The crud is most likely cosmolene that is sitting in the scabbard. I've found that soaking metal scabbards in Dawn dish soap for several hours does wonders for getting cosmo out of them. Just squirt the soap into the scabbard, no water is needed until you go to clean it out.
 
So, why can't I sharpen it? Did they never sharpen it? If they had it sharp, then dulled it, I don't see how resharpening it would lower its value.
 
Those Swiss never killed anybody

Actually there were unrecorded skirmishes with German troops on the boarder, nothing that made the history books. The Swiss are well armed and trained in marksmanship, one reason they have never been invaded.
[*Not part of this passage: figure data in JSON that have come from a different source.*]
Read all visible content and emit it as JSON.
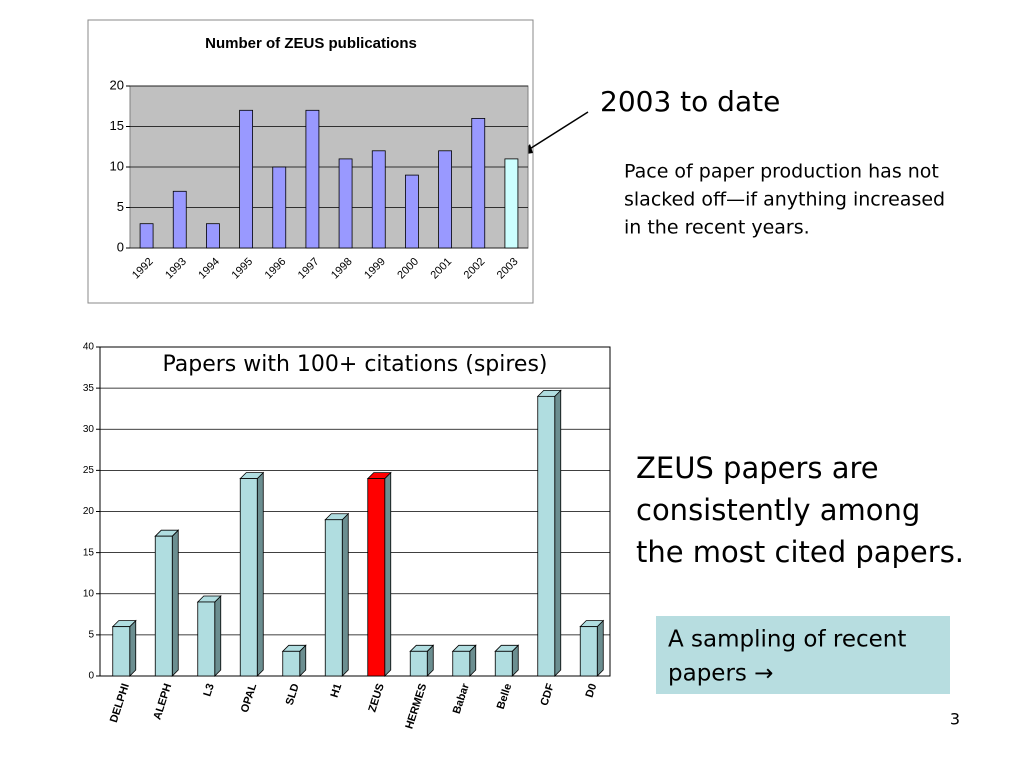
{
  "chart_data": [
    {
      "type": "bar",
      "title": "Number of ZEUS publications",
      "categories": [
        "1992",
        "1993",
        "1994",
        "1995",
        "1996",
        "1997",
        "1998",
        "1999",
        "2000",
        "2001",
        "2002",
        "2003"
      ],
      "values": [
        3,
        7,
        3,
        17,
        10,
        17,
        11,
        12,
        9,
        12,
        16,
        11
      ],
      "colors": [
        "#9999ff",
        "#9999ff",
        "#9999ff",
        "#9999ff",
        "#9999ff",
        "#9999ff",
        "#9999ff",
        "#9999ff",
        "#9999ff",
        "#9999ff",
        "#9999ff",
        "#ccffff"
      ],
      "ylim": [
        0,
        20
      ],
      "yticks": [
        0,
        5,
        10,
        15,
        20
      ],
      "grid": true,
      "plot_background": "#c0c0c0"
    },
    {
      "type": "bar",
      "style": "3d",
      "title": "Papers with 100+ citations (spires)",
      "categories": [
        "DELPHI",
        "ALEPH",
        "L3",
        "OPAL",
        "SLD",
        "H1",
        "ZEUS",
        "HERMES",
        "Babar",
        "Belle",
        "CDF",
        "D0"
      ],
      "values": [
        6,
        17,
        9,
        24,
        3,
        19,
        24,
        3,
        3,
        3,
        34,
        6
      ],
      "colors": [
        "#b0dde0",
        "#b0dde0",
        "#b0dde0",
        "#b0dde0",
        "#b0dde0",
        "#b0dde0",
        "#ff0000",
        "#b0dde0",
        "#b0dde0",
        "#b0dde0",
        "#b0dde0",
        "#b0dde0"
      ],
      "ylim": [
        0,
        40
      ],
      "yticks": [
        0,
        5,
        10,
        15,
        20,
        25,
        30,
        35,
        40
      ],
      "grid": true,
      "plot_background": "#ffffff"
    }
  ],
  "slide": {
    "callout": "2003 to date",
    "note_lines": [
      "Pace of paper production has not",
      "slacked off—if anything increased",
      "in the recent years."
    ],
    "statement_lines": [
      "ZEUS papers are",
      "consistently among",
      "the most cited papers."
    ],
    "box_lines": [
      "A sampling of recent",
      "papers →"
    ],
    "page_number": "3"
  }
}
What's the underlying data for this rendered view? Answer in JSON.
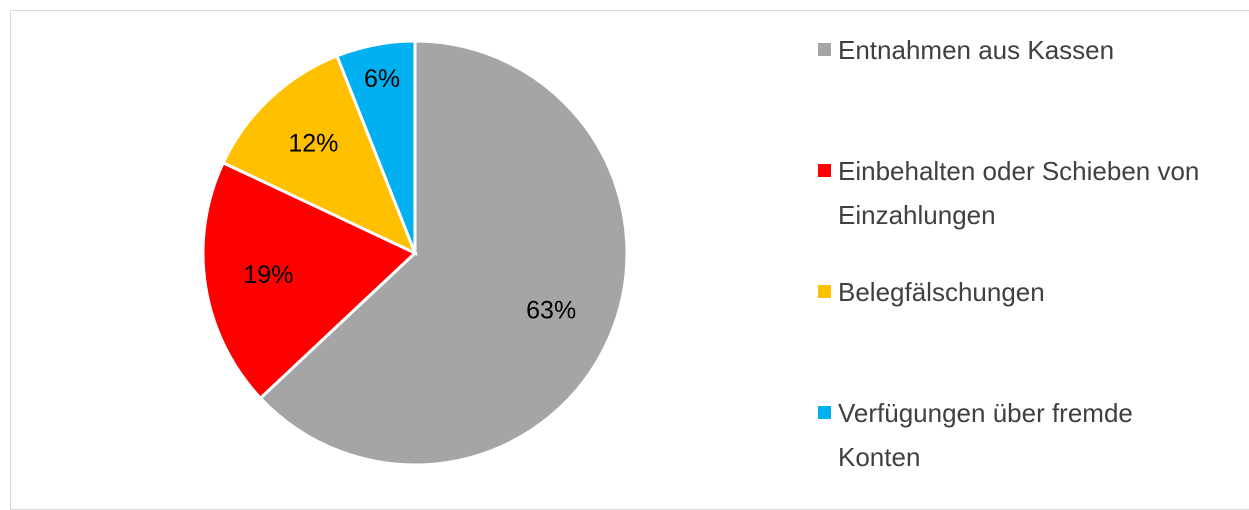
{
  "chart_data": {
    "type": "pie",
    "categories": [
      "Entnahmen aus Kassen",
      "Einbehalten oder Schieben von Einzahlungen",
      "Belegfälschungen",
      "Verfügungen über fremde Konten"
    ],
    "values": [
      63,
      19,
      12,
      6
    ],
    "value_labels": [
      "63%",
      "19%",
      "12%",
      "6%"
    ],
    "colors": [
      "#a5a5a5",
      "#ff0000",
      "#ffc000",
      "#00b0f0"
    ],
    "legend": "right"
  }
}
About sharpening a bayonet. Most military bayonets are not sharpened from the manufacturer. Some were sharpened after being issued by troops. Collectors prefer to have bayonets in their original condition, so a sharpened bayonet has reduced value. The K-31 bayonet is rather spendy, 80-100 bucks is the normal street price for one in good condition. The K-31 is sharpened from the manufacturer, most are Elsener Schwyz of Swiss Army knife fame. It has a narrow ground edge on both sides of the blade, it is also a very fine point.

K31bayonet.jpg
 
Most bayonet are made relatively dull for a reason: a thick sharpened edge or point is both stronger and more damaging. Bayonets are a glorified spearhead, not a slashing blade. They are intended to be stuck into the torso and TWISTED, creating a massive jagged hole, not to slash across the limbs to produce narrow cuts.

To get the same kind of edge that you get on a normal knife, you'd have to do a LOT of metal removal, which would pretty much ruin any collectability and make it look pretty crummy anyways.
 
Excellent; thanks for the tips! I'll see about getting the point straightened. I think the closest thing to a knife maker around here would be Ted Nugent.